I finally returned to Mr. IM with the copies, only to find out that several pages of paperwork now needed to be filled out. He and I began scribbling furiously as I watched the security line continue to grow. A dear Mrs. AA Worker came to ask Mr. IM if she should go ahead and bump us from our flight (at least our luggage would have made it safely to Washington, DC) but he told her that the paperwork was about done. We finally made it through immigration but still had to clear security. I gently, sweetly, and politely asked Mr. Security Man to allow us to go to the front of the line. Evidently he had to go to one of his superiors in order to receive permission to grant me my request, so while he went to ask we just gently, sweetly, and politely worked our way to the front of the line on our own. Never before in my life had I taken off my shoes, belt, and watch so quickly. My carry-on backpack had all sorts of electronic gizmos and gadgets in it which must have raised the concern of the screeners. Mrs. Security Woman reached for my bag once it came out of the scanner, but I beat her to it. I just grabbed it, said "Thank you very much," and we took off as she stood there staring. Thankfully no one chased us as we ran through the airport to our gate.
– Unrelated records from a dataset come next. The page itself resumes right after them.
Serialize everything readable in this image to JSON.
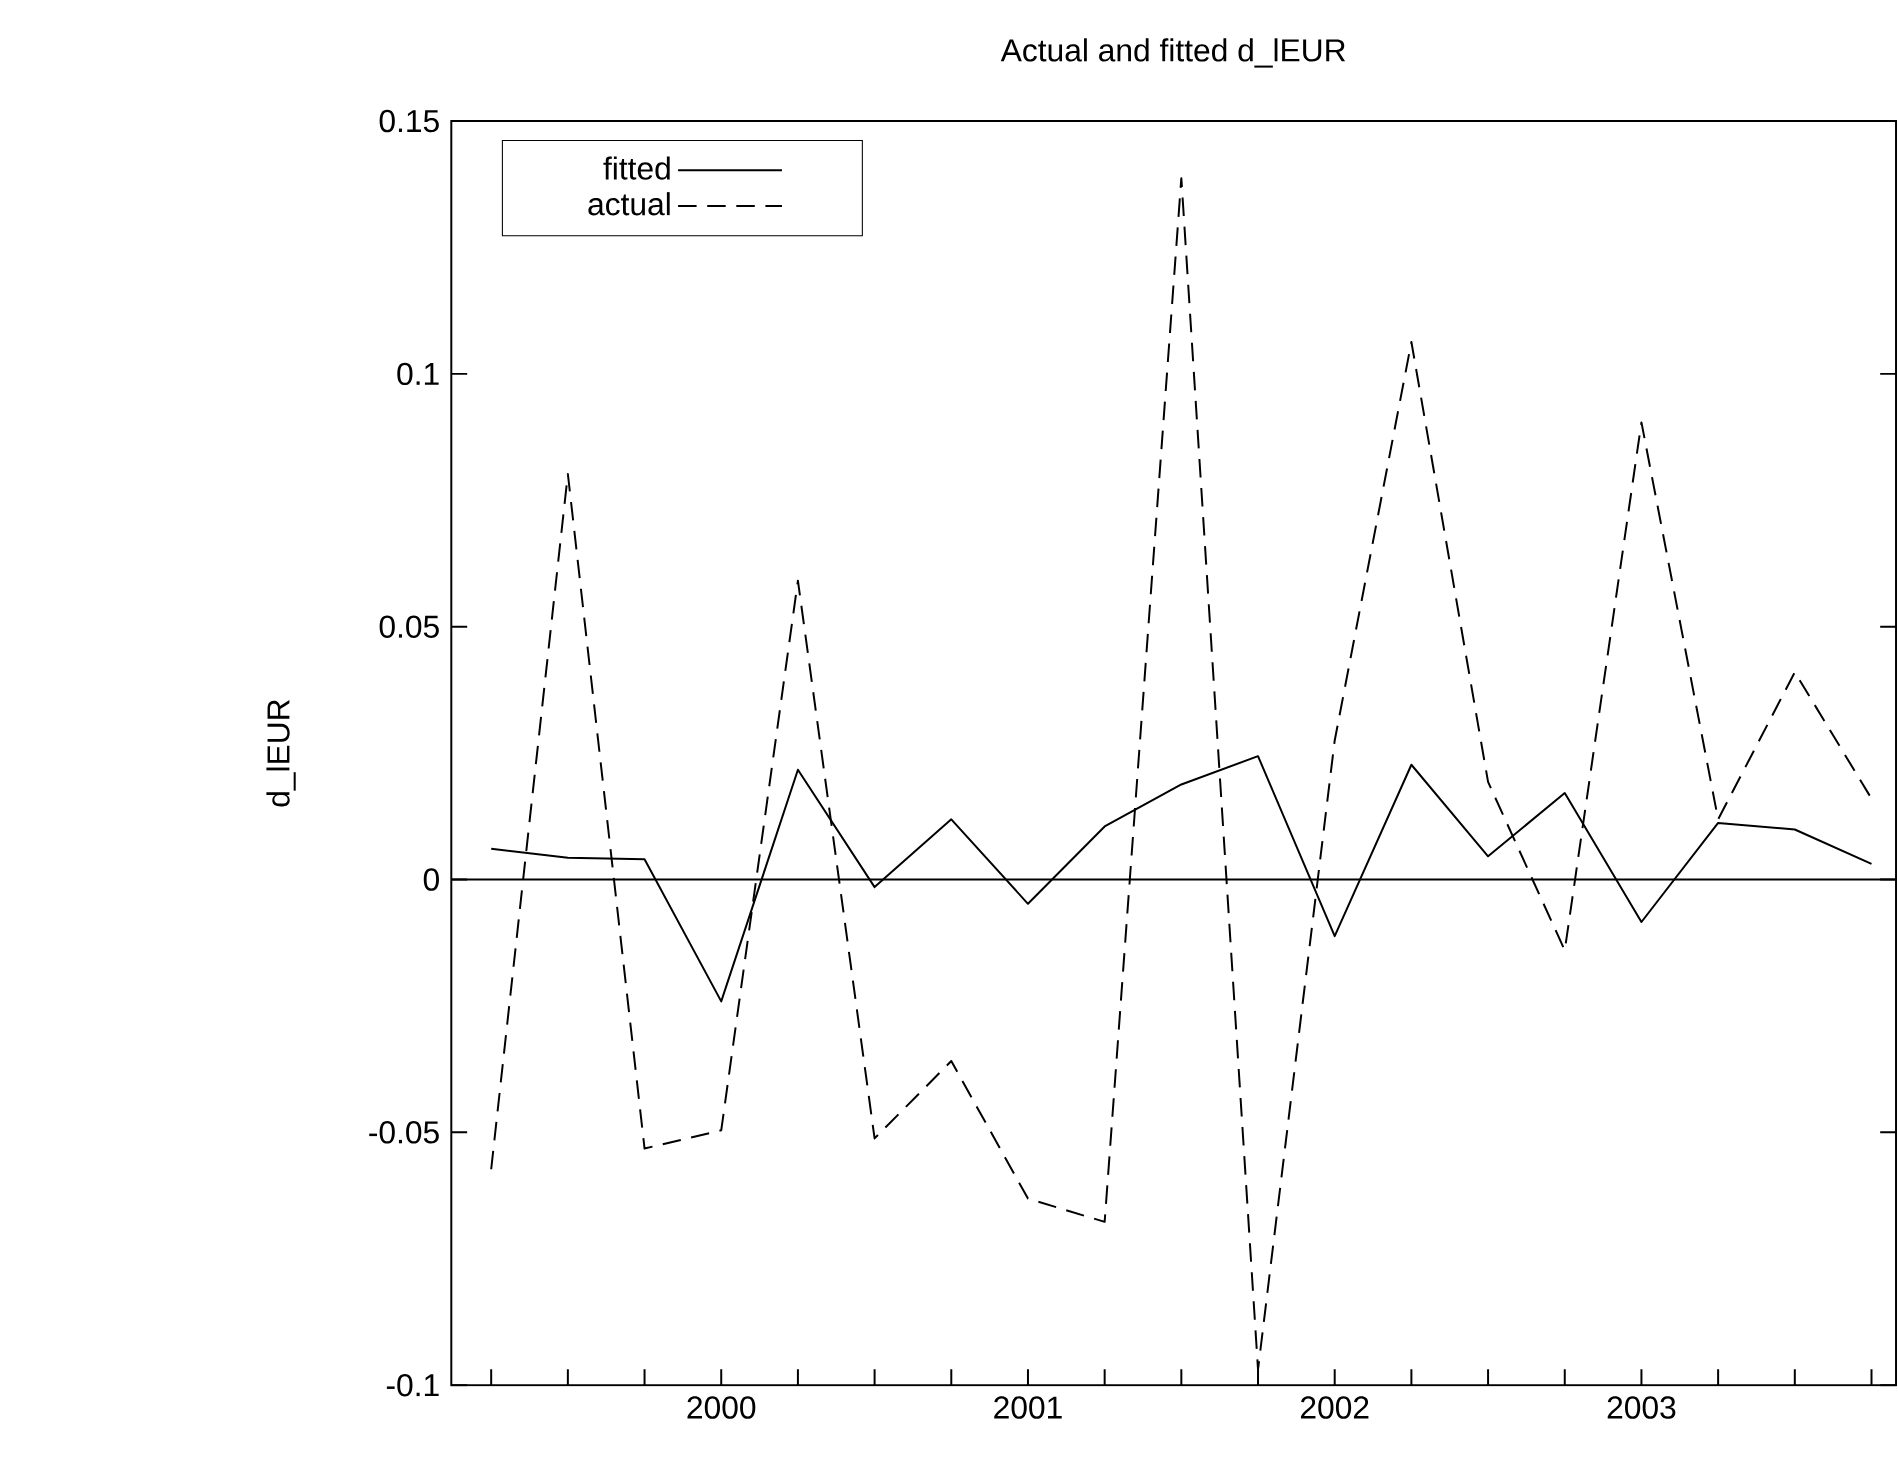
{
  "chart_data": {
    "type": "line",
    "title": "Actual and fitted d_lEUR",
    "ylabel": "d_lEUR",
    "x": [
      1999.25,
      1999.5,
      1999.75,
      2000,
      2000.25,
      2000.5,
      2000.75,
      2001,
      2001.25,
      2001.5,
      2001.75,
      2002,
      2002.25,
      2002.5,
      2002.75,
      2003,
      2003.25,
      2003.5,
      2003.75
    ],
    "series": [
      {
        "name": "fitted",
        "color": "#000000",
        "line_style": "solid",
        "values": [
          0.0061,
          0.0043,
          0.004,
          -0.0241,
          0.0217,
          -0.0015,
          0.0119,
          -0.0048,
          0.0105,
          0.0188,
          0.0244,
          -0.0112,
          0.0227,
          0.0046,
          0.0171,
          -0.0084,
          0.0112,
          0.0099,
          0.0031
        ]
      },
      {
        "name": "actual",
        "color": "#000000",
        "line_style": "dashed",
        "values": [
          -0.0573,
          0.0802,
          -0.0532,
          -0.0496,
          0.0591,
          -0.0512,
          -0.0359,
          -0.0631,
          -0.0677,
          0.1387,
          -0.0969,
          0.0275,
          0.1063,
          0.0193,
          -0.014,
          0.0904,
          0.0119,
          0.041,
          0.016
        ]
      }
    ],
    "xlim": [
      1999.12,
      2003.83
    ],
    "ylim": [
      -0.1,
      0.15
    ],
    "xticks": [
      {
        "value": 1999.25,
        "label": null
      },
      {
        "value": 1999.5,
        "label": null
      },
      {
        "value": 1999.75,
        "label": null
      },
      2000,
      {
        "value": 2000.25,
        "label": null
      },
      {
        "value": 2000.5,
        "label": null
      },
      {
        "value": 2000.75,
        "label": null
      },
      2001,
      {
        "value": 2001.25,
        "label": null
      },
      {
        "value": 2001.5,
        "label": null
      },
      {
        "value": 2001.75,
        "label": null
      },
      2002,
      {
        "value": 2002.25,
        "label": null
      },
      {
        "value": 2002.5,
        "label": null
      },
      {
        "value": 2002.75,
        "label": null
      },
      2003,
      {
        "value": 2003.25,
        "label": null
      },
      {
        "value": 2003.5,
        "label": null
      },
      {
        "value": 2003.75,
        "label": null
      }
    ],
    "yticks": [
      -0.1,
      -0.05,
      0,
      0.05,
      0.1,
      0.15
    ],
    "ref_lines": [
      {
        "axis": "y",
        "value": 0,
        "color": "#000000"
      }
    ],
    "legend": "top left",
    "grid": false
  }
}
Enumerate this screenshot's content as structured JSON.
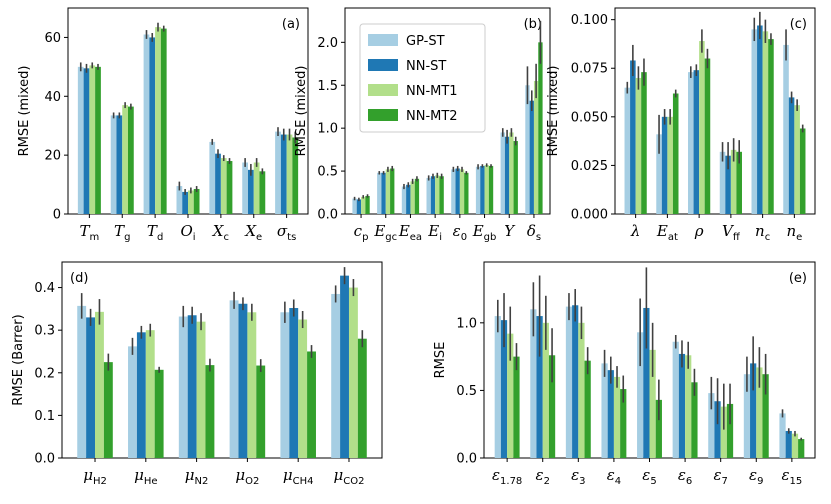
{
  "colors": {
    "GP-ST": "#a6cee3",
    "NN-ST": "#1f78b4",
    "NN-MT1": "#b2df8a",
    "NN-MT2": "#33a02c"
  },
  "legend": [
    "GP-ST",
    "NN-ST",
    "NN-MT1",
    "NN-MT2"
  ],
  "chart_data": [
    {
      "type": "bar",
      "label": "(a)",
      "ylabel": "RMSE (mixed)",
      "ylim": [
        0,
        70
      ],
      "yticks": [
        "0",
        "20",
        "40",
        "60"
      ],
      "ytick_values": [
        0,
        20,
        40,
        60
      ],
      "categories": [
        "T_m",
        "T_g",
        "T_d",
        "O_i",
        "X_c",
        "X_e",
        "σ_ts"
      ],
      "series": [
        {
          "name": "GP-ST",
          "values": [
            50.0,
            33.5,
            61.0,
            9.5,
            24.5,
            17.5,
            28.0
          ],
          "err": [
            1.5,
            1.0,
            1.5,
            1.5,
            1.0,
            1.5,
            1.5
          ]
        },
        {
          "name": "NN-ST",
          "values": [
            49.5,
            33.5,
            60.0,
            7.5,
            20.5,
            15.0,
            27.0
          ],
          "err": [
            1.5,
            1.0,
            1.5,
            1.0,
            1.5,
            2.0,
            2.0
          ]
        },
        {
          "name": "NN-MT1",
          "values": [
            50.5,
            37.0,
            63.5,
            8.0,
            19.0,
            17.5,
            27.0
          ],
          "err": [
            1.0,
            1.0,
            1.5,
            1.0,
            1.0,
            1.5,
            2.0
          ]
        },
        {
          "name": "NN-MT2",
          "values": [
            50.0,
            36.5,
            63.0,
            8.5,
            18.0,
            14.5,
            26.0
          ],
          "err": [
            1.0,
            1.0,
            1.0,
            1.0,
            1.0,
            1.0,
            2.0
          ]
        }
      ]
    },
    {
      "type": "bar",
      "label": "(b)",
      "ylabel": "RMSE (mixed)",
      "ylim": [
        0,
        2.4
      ],
      "yticks": [
        "0.0",
        "0.5",
        "1.0",
        "1.5",
        "2.0"
      ],
      "ytick_values": [
        0,
        0.5,
        1.0,
        1.5,
        2.0
      ],
      "categories": [
        "c_p",
        "E_gc",
        "E_ea",
        "E_i",
        "ε_0",
        "E_gb",
        "Y",
        "δ_s"
      ],
      "series": [
        {
          "name": "GP-ST",
          "values": [
            0.18,
            0.48,
            0.32,
            0.42,
            0.52,
            0.55,
            0.95,
            1.5
          ],
          "err": [
            0.02,
            0.02,
            0.03,
            0.03,
            0.03,
            0.03,
            0.05,
            0.22
          ]
        },
        {
          "name": "NN-ST",
          "values": [
            0.17,
            0.48,
            0.34,
            0.44,
            0.53,
            0.56,
            0.9,
            1.32
          ],
          "err": [
            0.02,
            0.02,
            0.03,
            0.03,
            0.03,
            0.02,
            0.08,
            0.12
          ]
        },
        {
          "name": "NN-MT1",
          "values": [
            0.2,
            0.52,
            0.38,
            0.45,
            0.52,
            0.57,
            0.95,
            1.55
          ],
          "err": [
            0.02,
            0.03,
            0.03,
            0.03,
            0.03,
            0.02,
            0.05,
            0.2
          ]
        },
        {
          "name": "NN-MT2",
          "values": [
            0.21,
            0.53,
            0.41,
            0.44,
            0.48,
            0.56,
            0.85,
            2.0
          ],
          "err": [
            0.02,
            0.03,
            0.03,
            0.03,
            0.02,
            0.02,
            0.05,
            0.25
          ]
        }
      ]
    },
    {
      "type": "bar",
      "label": "(c)",
      "ylabel": "RMSE (mixed)",
      "ylim": [
        0,
        0.106
      ],
      "yticks": [
        "0.000",
        "0.025",
        "0.050",
        "0.075",
        "0.100"
      ],
      "ytick_values": [
        0,
        0.025,
        0.05,
        0.075,
        0.1
      ],
      "categories": [
        "λ",
        "E_at",
        "ρ",
        "V_ff",
        "n_c",
        "n_e"
      ],
      "series": [
        {
          "name": "GP-ST",
          "values": [
            0.065,
            0.041,
            0.073,
            0.032,
            0.095,
            0.087
          ],
          "err": [
            0.003,
            0.01,
            0.003,
            0.005,
            0.006,
            0.008
          ]
        },
        {
          "name": "NN-ST",
          "values": [
            0.079,
            0.05,
            0.074,
            0.03,
            0.097,
            0.06
          ],
          "err": [
            0.008,
            0.004,
            0.003,
            0.007,
            0.007,
            0.003
          ]
        },
        {
          "name": "NN-MT1",
          "values": [
            0.07,
            0.05,
            0.089,
            0.033,
            0.094,
            0.056
          ],
          "err": [
            0.006,
            0.004,
            0.006,
            0.006,
            0.006,
            0.003
          ]
        },
        {
          "name": "NN-MT2",
          "values": [
            0.073,
            0.062,
            0.08,
            0.032,
            0.09,
            0.044
          ],
          "err": [
            0.007,
            0.002,
            0.005,
            0.006,
            0.003,
            0.002
          ]
        }
      ]
    },
    {
      "type": "bar",
      "label": "(d)",
      "ylabel": "RMSE (Barrer)",
      "ylim": [
        0,
        0.46
      ],
      "yticks": [
        "0.0",
        "0.1",
        "0.2",
        "0.3",
        "0.4"
      ],
      "ytick_values": [
        0,
        0.1,
        0.2,
        0.3,
        0.4
      ],
      "categories": [
        "μ_H2",
        "μ_He",
        "μ_N2",
        "μ_O2",
        "μ_CH4",
        "μ_CO2"
      ],
      "series": [
        {
          "name": "GP-ST",
          "values": [
            0.357,
            0.262,
            0.332,
            0.37,
            0.342,
            0.385
          ],
          "err": [
            0.03,
            0.02,
            0.025,
            0.02,
            0.025,
            0.02
          ]
        },
        {
          "name": "NN-ST",
          "values": [
            0.33,
            0.295,
            0.335,
            0.362,
            0.352,
            0.428
          ],
          "err": [
            0.02,
            0.015,
            0.02,
            0.015,
            0.02,
            0.02
          ]
        },
        {
          "name": "NN-MT1",
          "values": [
            0.343,
            0.3,
            0.32,
            0.342,
            0.325,
            0.4
          ],
          "err": [
            0.03,
            0.015,
            0.02,
            0.02,
            0.02,
            0.02
          ]
        },
        {
          "name": "NN-MT2",
          "values": [
            0.225,
            0.207,
            0.218,
            0.217,
            0.25,
            0.28
          ],
          "err": [
            0.02,
            0.007,
            0.015,
            0.015,
            0.015,
            0.02
          ]
        }
      ]
    },
    {
      "type": "bar",
      "label": "(e)",
      "ylabel": "RMSE",
      "ylim": [
        0,
        1.45
      ],
      "yticks": [
        "0.0",
        "0.5",
        "1.0"
      ],
      "ytick_values": [
        0,
        0.5,
        1.0
      ],
      "categories": [
        "ε_1.78",
        "ε_2",
        "ε_3",
        "ε_4",
        "ε_5",
        "ε_6",
        "ε_7",
        "ε_9",
        "ε_15"
      ],
      "series": [
        {
          "name": "GP-ST",
          "values": [
            1.05,
            1.1,
            1.12,
            0.7,
            0.93,
            0.86,
            0.48,
            0.62,
            0.33
          ],
          "err": [
            0.12,
            0.2,
            0.1,
            0.1,
            0.25,
            0.05,
            0.12,
            0.13,
            0.03
          ]
        },
        {
          "name": "NN-ST",
          "values": [
            1.02,
            1.05,
            1.13,
            0.65,
            1.11,
            0.77,
            0.42,
            0.7,
            0.2
          ],
          "err": [
            0.2,
            0.3,
            0.12,
            0.1,
            0.3,
            0.1,
            0.17,
            0.2,
            0.02
          ]
        },
        {
          "name": "NN-MT1",
          "values": [
            0.92,
            1.0,
            1.0,
            0.6,
            0.8,
            0.76,
            0.38,
            0.67,
            0.18
          ],
          "err": [
            0.2,
            0.2,
            0.12,
            0.08,
            0.2,
            0.1,
            0.17,
            0.15,
            0.02
          ]
        },
        {
          "name": "NN-MT2",
          "values": [
            0.75,
            0.76,
            0.72,
            0.51,
            0.43,
            0.56,
            0.4,
            0.62,
            0.14
          ],
          "err": [
            0.1,
            0.2,
            0.1,
            0.1,
            0.15,
            0.1,
            0.15,
            0.15,
            0.01
          ]
        }
      ]
    }
  ]
}
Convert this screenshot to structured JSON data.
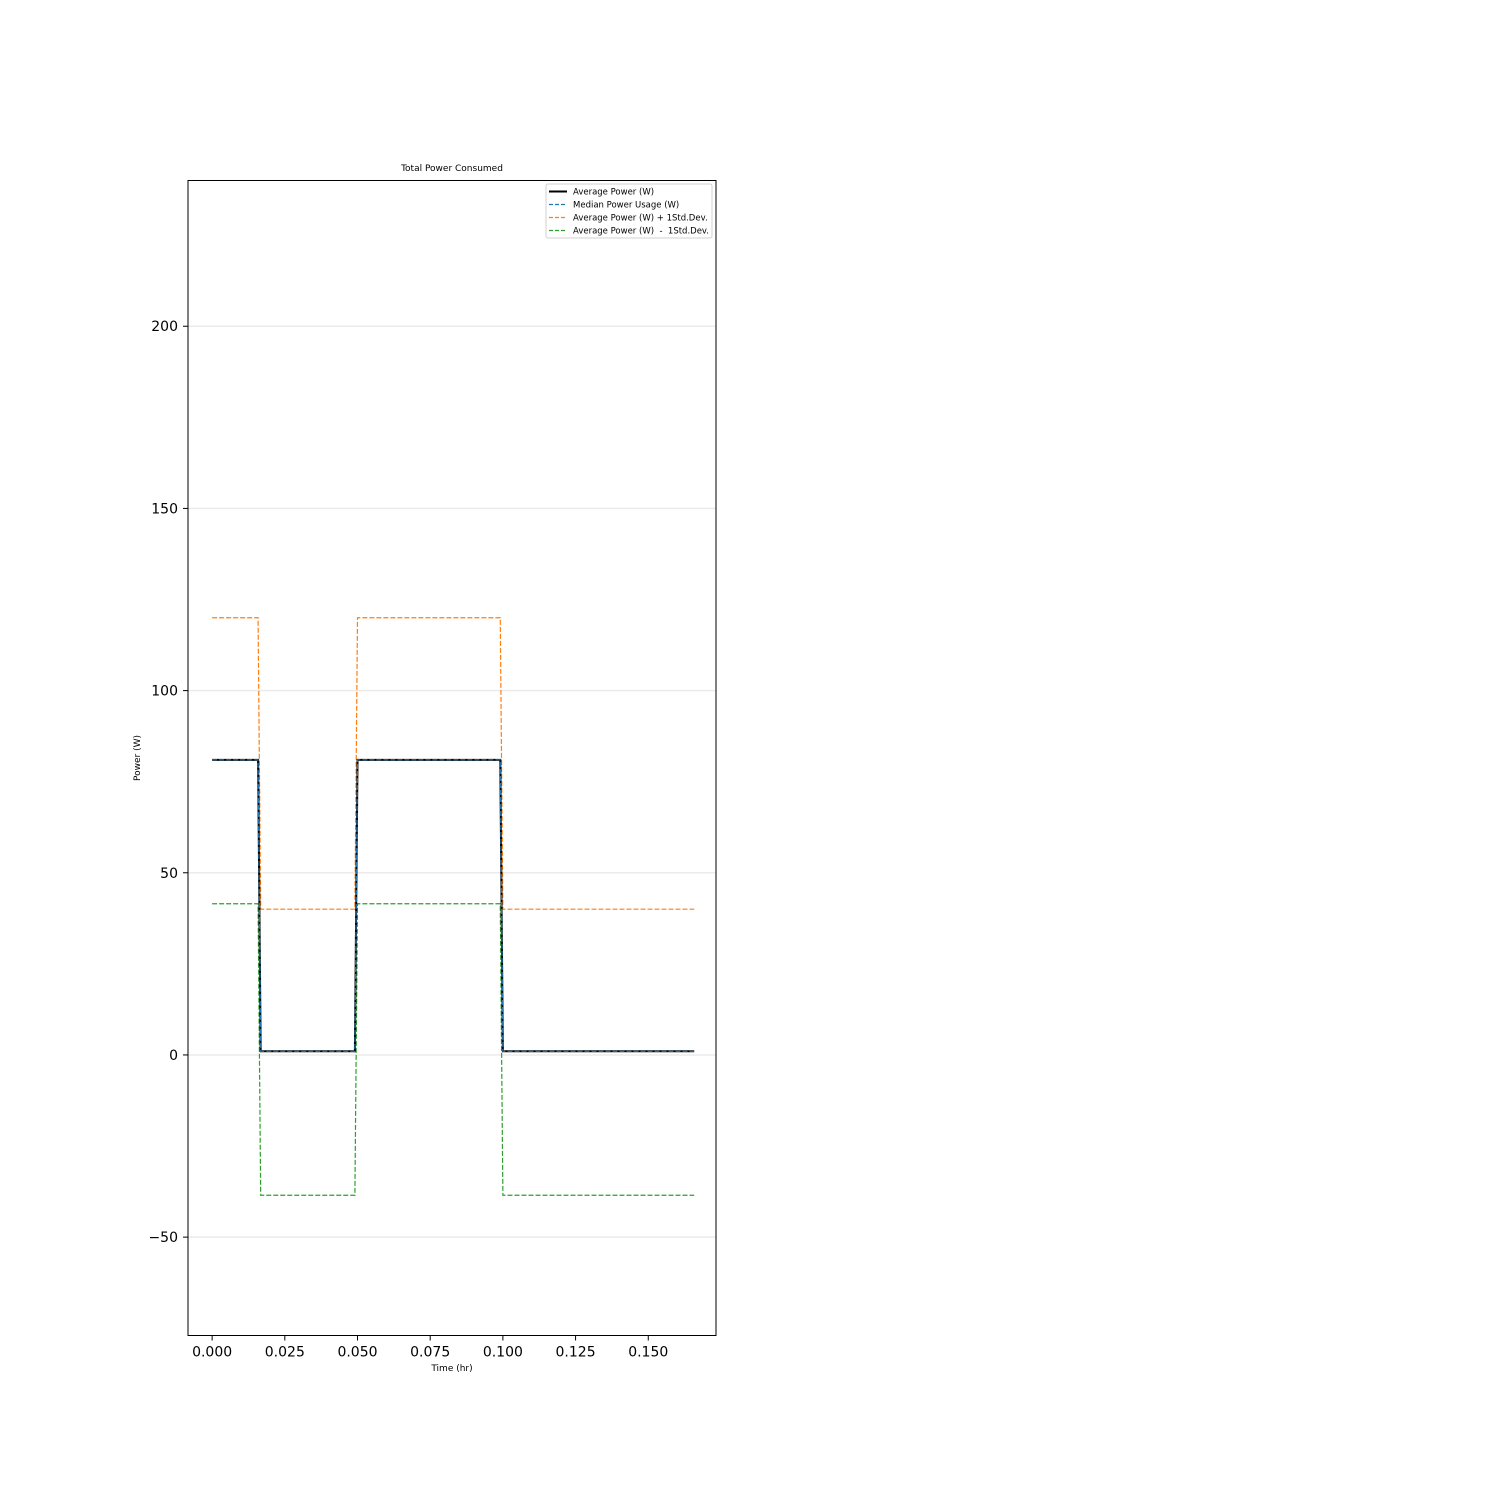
{
  "chart_data": {
    "type": "line",
    "title": "Total Power Consumed",
    "xlabel": "Time (hr)",
    "ylabel": "Power (W)",
    "xlim": [
      -0.0083,
      0.1733
    ],
    "ylim": [
      -77,
      240
    ],
    "xticks": [
      0.0,
      0.025,
      0.05,
      0.075,
      0.1,
      0.125,
      0.15
    ],
    "xtick_labels": [
      "0.000",
      "0.025",
      "0.050",
      "0.075",
      "0.100",
      "0.125",
      "0.150"
    ],
    "yticks": [
      -50,
      0,
      50,
      100,
      150,
      200
    ],
    "ytick_labels": [
      "−50",
      "0",
      "50",
      "100",
      "150",
      "200"
    ],
    "grid": "horizontal",
    "legend_position": "upper right",
    "series": [
      {
        "name": "Average Power (W)",
        "color": "#000000",
        "style": "solid",
        "x": [
          0.0,
          0.0158,
          0.0167,
          0.0491,
          0.05,
          0.0991,
          0.1,
          0.1658
        ],
        "y": [
          81,
          81,
          1,
          1,
          81,
          81,
          1,
          1
        ]
      },
      {
        "name": "Median Power Usage (W)",
        "color": "#1f77b4",
        "style": "dashed",
        "x": [
          0.0,
          0.0158,
          0.0167,
          0.0491,
          0.05,
          0.0991,
          0.1,
          0.1658
        ],
        "y": [
          81,
          81,
          1,
          1,
          81,
          81,
          1,
          1
        ]
      },
      {
        "name": "Average Power (W) + 1Std.Dev.",
        "color": "#ff7f0e",
        "style": "dashed",
        "x": [
          0.0,
          0.0158,
          0.0167,
          0.0491,
          0.05,
          0.0991,
          0.1,
          0.1658
        ],
        "y": [
          120,
          120,
          40,
          40,
          120,
          120,
          40,
          40
        ]
      },
      {
        "name": "Average Power (W)  -  1Std.Dev.",
        "color": "#2ca02c",
        "style": "dashed",
        "x": [
          0.0,
          0.0158,
          0.0167,
          0.0491,
          0.05,
          0.0991,
          0.1,
          0.1658
        ],
        "y": [
          41.5,
          41.5,
          -38.5,
          -38.5,
          41.5,
          41.5,
          -38.5,
          -38.5
        ]
      }
    ]
  }
}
We were among the last of the passengers to board the plane and had only been sitting in our seats for about five minutes when the aircraft door was shut. If I were a cat I do believe that three of my lives would have been wasted within that fateful hour. But they say that all is well that ends well, and the rest of our trip was uneventful.

Our time in the States was very enjoyable (see the pictures below). We had a nice break after a draining year of language school and were able to visit with many family members and friends. It even snowed two or three times which allowed me to have my first snowball fight with my little boy. And to cap it all off, my dear mother-in-law was kind enough to make me an apple pie or two.

We had another near heart attack when it was time for us to fly back to Costa Rica; this one was of my own making. I had booked us to fly into Reagan National Airport on our flight to the States, but because of schedule issues I had booked our return flight out of Dulles International Airport. It had been a number of months since I had purchased the tickets and I completely forgot that we would be leaving from Dulles instead of Reagan. Imagine my surprise when the ticket agent at Reagan told us that we were at the wrong airport. Our pastor had been kind enough to take us to the airport and I was just getting ready to frantically call his cell phone and ask him to come back and pick us up when the kind ticket agent said that for no charge he could transfer our tickets to a flight out of Reagan that would get us to Miami in time to make our connection. Once again, all as well that ends well...

Devin's First Snowball Fight

A Board Game with Missy's Family
Devin really enjoyed playing with his Great Grandma Kaufman.